Светлов принадлежал к тем, кто отважно противостоит настоящему врагу и пасует перед государственной машиной, тем, кто рожден бороться с чужими, но беспомощен перед своими. Это и есть признак истинной отваги. Есть много воспоминаний о его пьяноватых шуточках в конце пятидесятых, но очень мало свидетельств – потому что и свидетелей было мало – его поистине героического поведения в качестве военного корреспондента. Все, кто вспоминает о Светлове во фронтовой обстановке, поражаются его хладнокровию. Уж казалось бы, этот-то нервный и мнительный поэт, насмерть запуганный проработкой 1929 года, когда ему инкриминировался троцкизм, – должен был на фронте, тем более с армейским начальством, вести себя тише воды ниже травы – а он под бомбежками был хладнокровен, особистам дерзил, несколько раз на правах московского журналиста вытаскивал людей из-под трибунала… Дело в том что Светлов боялся не смерти, а унижения, как и положено поэту; смерть в бою – не унижение, а подвиг, а по советским меркам война была даже облегчением, о чем и Берггольц вспоминала. Ей, после полугода в застенках, блокада казалась просветом! «В грязи, во мраке, в холоде, в печали, где смерть, как тень, ходила по пятам, такими мы счастливыми бывали, такой свободой бурною дышали, что внуки позавидовали б нам!» И Светлов во время войны написал несколько первоклассных текстов: беру сейчас даже не поэму о Лизе Чайкиной – она как раз его героиня, в ее судьбе он увидел продолжение собственной «Рабфаковки», – но прежде всего «Итальянца» и «Ангелов». В «Итальянце» очень откровенно и точно изображено преодоление штатской неготовности убивать, перерождение лирического героя, который даже в Гражданскую никогда не упивался своей исторической правотой: все герои Светлова до «Итальянца» умирали, а не убивали. А в «Итальянце» – «Я стреляю, и нет справедливости справедливее пули моей». При столкновении с абсолютным злом никаких сомнений у Светлова нет. «Ангелы» – стихи о том, как солдата в бою защитили «придуманные мной» небесные воины. «Ангелы, придуманные мной, снова посетили шар земной» – почему снова? Да потому, что именно в честном бою, в однозначной, ясной, а я бы сказал – в религиозной ситуации ангелы снова начинают действовать; а до этого, в выморочных тридцатых, их не было. И странно, что у Окуджавы – светловского последователя и ученика – тоже есть стихотворение «Ангелы», и тоже военное.

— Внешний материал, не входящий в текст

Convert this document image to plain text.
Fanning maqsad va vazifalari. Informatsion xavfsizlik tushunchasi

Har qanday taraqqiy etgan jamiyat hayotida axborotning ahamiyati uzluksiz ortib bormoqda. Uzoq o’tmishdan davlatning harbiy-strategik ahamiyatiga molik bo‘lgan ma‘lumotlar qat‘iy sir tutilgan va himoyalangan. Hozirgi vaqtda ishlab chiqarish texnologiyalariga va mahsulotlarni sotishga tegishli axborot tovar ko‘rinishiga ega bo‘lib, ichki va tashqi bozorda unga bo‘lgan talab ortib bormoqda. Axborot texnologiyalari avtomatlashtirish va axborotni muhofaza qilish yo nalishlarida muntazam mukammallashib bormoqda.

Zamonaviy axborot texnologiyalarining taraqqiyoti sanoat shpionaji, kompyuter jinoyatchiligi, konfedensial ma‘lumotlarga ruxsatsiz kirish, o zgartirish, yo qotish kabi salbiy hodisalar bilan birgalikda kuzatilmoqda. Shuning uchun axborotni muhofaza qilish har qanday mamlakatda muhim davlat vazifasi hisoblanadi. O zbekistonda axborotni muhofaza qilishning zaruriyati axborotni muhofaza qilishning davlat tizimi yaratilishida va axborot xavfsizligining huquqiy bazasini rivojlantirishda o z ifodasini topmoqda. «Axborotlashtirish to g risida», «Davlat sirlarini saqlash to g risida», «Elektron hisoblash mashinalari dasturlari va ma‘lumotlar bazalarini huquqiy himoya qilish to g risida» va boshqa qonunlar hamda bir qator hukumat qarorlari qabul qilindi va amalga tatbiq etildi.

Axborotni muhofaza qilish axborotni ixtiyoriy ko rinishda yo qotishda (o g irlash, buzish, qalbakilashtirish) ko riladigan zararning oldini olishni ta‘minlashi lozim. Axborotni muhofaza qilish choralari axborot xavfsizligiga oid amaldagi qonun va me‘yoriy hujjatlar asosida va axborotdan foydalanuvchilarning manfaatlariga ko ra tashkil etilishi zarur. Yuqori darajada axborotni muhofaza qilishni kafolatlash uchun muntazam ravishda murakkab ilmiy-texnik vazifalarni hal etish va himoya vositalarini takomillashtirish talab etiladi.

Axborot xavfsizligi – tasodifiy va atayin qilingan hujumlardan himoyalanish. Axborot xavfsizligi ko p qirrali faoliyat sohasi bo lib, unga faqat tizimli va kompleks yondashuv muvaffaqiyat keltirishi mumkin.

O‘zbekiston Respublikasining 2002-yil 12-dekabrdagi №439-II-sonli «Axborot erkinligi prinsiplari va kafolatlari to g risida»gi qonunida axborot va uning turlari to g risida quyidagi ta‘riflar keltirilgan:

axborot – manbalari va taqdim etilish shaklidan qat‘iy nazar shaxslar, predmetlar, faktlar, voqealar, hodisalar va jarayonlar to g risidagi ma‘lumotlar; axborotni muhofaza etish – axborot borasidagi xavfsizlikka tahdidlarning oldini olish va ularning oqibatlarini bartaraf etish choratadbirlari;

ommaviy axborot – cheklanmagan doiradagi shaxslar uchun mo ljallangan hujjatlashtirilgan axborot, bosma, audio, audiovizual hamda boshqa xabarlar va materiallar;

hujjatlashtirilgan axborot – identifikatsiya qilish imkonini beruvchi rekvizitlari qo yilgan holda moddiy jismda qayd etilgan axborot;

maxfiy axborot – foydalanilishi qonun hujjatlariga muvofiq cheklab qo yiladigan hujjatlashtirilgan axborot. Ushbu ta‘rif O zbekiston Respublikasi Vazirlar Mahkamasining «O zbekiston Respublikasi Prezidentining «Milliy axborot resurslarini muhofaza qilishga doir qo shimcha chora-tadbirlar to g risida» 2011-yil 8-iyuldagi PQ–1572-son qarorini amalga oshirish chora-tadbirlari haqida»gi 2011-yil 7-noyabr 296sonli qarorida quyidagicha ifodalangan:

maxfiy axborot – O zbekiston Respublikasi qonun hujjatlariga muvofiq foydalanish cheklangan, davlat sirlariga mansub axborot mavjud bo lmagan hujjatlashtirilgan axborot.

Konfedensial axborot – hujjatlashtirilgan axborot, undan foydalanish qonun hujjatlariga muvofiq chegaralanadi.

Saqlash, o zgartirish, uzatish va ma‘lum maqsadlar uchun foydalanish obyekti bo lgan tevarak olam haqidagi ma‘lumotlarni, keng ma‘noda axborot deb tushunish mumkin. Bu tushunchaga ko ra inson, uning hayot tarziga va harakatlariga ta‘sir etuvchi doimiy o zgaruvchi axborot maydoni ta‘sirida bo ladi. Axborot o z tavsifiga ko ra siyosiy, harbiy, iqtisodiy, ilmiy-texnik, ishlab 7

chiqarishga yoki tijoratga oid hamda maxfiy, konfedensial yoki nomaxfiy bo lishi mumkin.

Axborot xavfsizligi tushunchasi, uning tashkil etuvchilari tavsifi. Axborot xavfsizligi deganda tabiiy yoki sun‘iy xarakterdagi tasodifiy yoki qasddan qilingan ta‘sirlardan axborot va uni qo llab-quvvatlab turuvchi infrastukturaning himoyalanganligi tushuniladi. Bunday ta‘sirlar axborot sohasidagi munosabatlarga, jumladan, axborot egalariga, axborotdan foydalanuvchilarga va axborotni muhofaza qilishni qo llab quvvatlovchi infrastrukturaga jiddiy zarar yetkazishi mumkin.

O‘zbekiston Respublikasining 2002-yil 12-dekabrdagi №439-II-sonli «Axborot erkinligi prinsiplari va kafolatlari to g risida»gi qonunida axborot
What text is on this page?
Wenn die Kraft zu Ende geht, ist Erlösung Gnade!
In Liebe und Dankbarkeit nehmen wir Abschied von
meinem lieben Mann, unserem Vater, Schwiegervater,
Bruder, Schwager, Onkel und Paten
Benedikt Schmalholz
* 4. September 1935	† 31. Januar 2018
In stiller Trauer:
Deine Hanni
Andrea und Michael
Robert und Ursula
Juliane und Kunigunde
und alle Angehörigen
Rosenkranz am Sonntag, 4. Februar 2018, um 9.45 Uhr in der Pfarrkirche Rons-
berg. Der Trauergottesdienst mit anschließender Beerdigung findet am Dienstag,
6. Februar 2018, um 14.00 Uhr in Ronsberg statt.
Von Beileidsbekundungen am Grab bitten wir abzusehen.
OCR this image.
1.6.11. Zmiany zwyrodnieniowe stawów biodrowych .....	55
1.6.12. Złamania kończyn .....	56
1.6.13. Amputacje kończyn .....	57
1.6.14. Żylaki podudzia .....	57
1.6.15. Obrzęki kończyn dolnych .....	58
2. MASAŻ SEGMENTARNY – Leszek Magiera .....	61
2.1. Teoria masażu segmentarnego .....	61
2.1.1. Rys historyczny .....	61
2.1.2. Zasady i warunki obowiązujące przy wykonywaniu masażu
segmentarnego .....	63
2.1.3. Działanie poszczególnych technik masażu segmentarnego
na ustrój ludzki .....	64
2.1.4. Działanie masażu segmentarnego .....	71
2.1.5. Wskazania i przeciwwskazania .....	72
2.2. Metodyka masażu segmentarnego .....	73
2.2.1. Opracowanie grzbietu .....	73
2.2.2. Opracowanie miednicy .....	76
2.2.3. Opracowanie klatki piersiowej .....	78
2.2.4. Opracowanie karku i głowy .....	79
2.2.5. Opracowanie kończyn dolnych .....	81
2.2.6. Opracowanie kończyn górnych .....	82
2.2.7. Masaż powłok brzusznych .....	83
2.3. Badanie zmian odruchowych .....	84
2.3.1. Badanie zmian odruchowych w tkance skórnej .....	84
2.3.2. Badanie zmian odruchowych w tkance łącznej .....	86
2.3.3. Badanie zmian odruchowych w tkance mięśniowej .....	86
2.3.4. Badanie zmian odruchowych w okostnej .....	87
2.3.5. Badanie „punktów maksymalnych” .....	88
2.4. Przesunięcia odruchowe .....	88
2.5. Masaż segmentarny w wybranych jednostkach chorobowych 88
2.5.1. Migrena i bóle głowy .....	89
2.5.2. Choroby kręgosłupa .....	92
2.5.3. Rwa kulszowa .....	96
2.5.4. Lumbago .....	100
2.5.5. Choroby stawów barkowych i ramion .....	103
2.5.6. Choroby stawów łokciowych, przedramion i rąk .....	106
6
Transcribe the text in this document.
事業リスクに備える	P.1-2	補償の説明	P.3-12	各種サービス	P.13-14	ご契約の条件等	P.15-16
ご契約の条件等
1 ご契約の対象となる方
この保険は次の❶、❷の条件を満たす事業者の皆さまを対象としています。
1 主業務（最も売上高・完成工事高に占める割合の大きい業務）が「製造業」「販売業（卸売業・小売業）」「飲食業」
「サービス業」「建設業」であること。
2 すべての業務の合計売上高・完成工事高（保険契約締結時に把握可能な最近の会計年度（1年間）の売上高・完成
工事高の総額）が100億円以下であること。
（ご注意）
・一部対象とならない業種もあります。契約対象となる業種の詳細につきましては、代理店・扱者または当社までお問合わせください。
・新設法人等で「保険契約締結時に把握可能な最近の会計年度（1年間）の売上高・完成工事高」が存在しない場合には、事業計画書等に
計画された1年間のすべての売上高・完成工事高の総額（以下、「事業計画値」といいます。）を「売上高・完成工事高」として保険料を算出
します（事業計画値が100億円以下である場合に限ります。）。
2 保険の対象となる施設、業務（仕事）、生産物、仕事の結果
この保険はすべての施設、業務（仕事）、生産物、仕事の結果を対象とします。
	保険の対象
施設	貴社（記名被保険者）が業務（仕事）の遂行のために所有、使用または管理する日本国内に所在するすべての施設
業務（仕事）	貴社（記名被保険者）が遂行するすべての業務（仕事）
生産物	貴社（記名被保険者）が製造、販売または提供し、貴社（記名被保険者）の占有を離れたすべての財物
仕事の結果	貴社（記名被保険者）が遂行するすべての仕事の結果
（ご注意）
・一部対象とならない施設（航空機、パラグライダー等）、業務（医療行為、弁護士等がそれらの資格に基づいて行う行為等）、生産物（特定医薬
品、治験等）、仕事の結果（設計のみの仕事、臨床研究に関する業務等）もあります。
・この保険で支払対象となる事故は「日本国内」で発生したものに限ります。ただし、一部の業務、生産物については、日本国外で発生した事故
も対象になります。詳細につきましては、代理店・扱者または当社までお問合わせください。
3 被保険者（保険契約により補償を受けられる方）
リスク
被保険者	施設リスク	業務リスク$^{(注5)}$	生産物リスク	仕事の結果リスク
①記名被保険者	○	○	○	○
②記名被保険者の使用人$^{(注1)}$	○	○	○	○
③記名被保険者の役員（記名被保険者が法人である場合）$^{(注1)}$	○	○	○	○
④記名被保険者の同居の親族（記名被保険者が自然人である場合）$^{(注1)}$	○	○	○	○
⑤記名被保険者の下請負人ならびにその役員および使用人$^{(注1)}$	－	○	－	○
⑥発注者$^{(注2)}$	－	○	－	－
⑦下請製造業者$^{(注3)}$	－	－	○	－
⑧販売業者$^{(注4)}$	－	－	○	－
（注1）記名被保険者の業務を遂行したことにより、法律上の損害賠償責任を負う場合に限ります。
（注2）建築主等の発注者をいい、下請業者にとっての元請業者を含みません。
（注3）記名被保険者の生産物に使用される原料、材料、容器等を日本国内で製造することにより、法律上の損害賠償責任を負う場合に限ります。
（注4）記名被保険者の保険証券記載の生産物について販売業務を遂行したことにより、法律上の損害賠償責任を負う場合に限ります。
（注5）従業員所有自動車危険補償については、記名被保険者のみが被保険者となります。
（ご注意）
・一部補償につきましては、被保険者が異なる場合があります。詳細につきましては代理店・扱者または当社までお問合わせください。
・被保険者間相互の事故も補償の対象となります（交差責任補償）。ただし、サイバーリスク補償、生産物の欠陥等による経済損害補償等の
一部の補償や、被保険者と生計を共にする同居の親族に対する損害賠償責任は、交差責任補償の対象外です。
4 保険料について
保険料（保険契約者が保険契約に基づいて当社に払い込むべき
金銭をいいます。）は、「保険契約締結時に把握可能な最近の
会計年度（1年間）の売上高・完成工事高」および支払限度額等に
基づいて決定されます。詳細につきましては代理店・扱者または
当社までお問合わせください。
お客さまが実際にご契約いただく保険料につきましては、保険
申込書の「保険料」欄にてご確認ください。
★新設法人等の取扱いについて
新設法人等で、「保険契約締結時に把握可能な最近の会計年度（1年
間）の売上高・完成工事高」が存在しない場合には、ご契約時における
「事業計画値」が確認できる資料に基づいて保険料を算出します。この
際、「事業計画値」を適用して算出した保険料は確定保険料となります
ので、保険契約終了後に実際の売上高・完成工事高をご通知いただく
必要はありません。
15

Но вот вопрос, парадокс, к которому и не знаешь, как подступиться: все большие поэты его эпохи как-нибудь да отозвались на террор. Даже Маяковский, который сначала был этого террора апологетом, а незадолго до смерти, хоть и в черновике, заорал: «Коммунист и человек не может быть кровожаден!» А Светлов – тогда, во время событий, ни слова (его единственный хорошо известный текст тридцатых – «Каховка», снова ностальгия по Гражданской, так себе песня, если честно), и потом, в пятидесятые, ничего, и в шестидесятых, когда уже набирала силу вторая, 1961 года, оттепель, – тоже ничего. Почему так? Запуган насмерть? Утратил дар в тридцатые, когда только пил, боялся и ненавидел? Разочаровался в коммунизме как таковом, и тогда ему уже действительно неважны нюансы – есть ли культ, нет ли культа, идея все равно обречена? Он ученик Маяковского в том смысле, что пытается утверждать коммунизм с человеческим лицом – с гуманизмом на флаге, с прокламированным чадолюбием, с иронией и самоиронией, сглаживающими железобетонные углы советской пропаганды, – и больше скажу, как бы мост от Маяковского к Окуджаве, который тоже поначалу искренне верил в человеческий социализм и первые хорошие вещи написал именно с этой верой. Светлов пятидесятых верит не в коммунизм, а в неубиваемую человечность, он все время напоминает людям, что они люди, – но напоминает без прежней уверенности, даже как-то просительно. И страшный вывод напрашивается: Светлов прежде всего человечен, он и в жизни удивляет этой мягкостью и добротой – не потому, конечно, что робеет и не осмеливается противостоять мерзости (с мерзавцами он как раз не церемонился), а потому, что такова его натура, склад души. Он прежде всего добрый, а в XX веке человечности уже недостаточно. И потому поэт огромного масштаба не реализовался – или реализовался в четверть своего роста: мало, мало быть человеком. XX век поделил людей на сверхлюдей и нелюдей, а человеком быть нельзя. «Будь или ангел, или демон». Сверхчеловеческие напряжения требуют сверхчеловеческой психологии. А напоминать людям, что они люди, – хорошо, конечно, но мало.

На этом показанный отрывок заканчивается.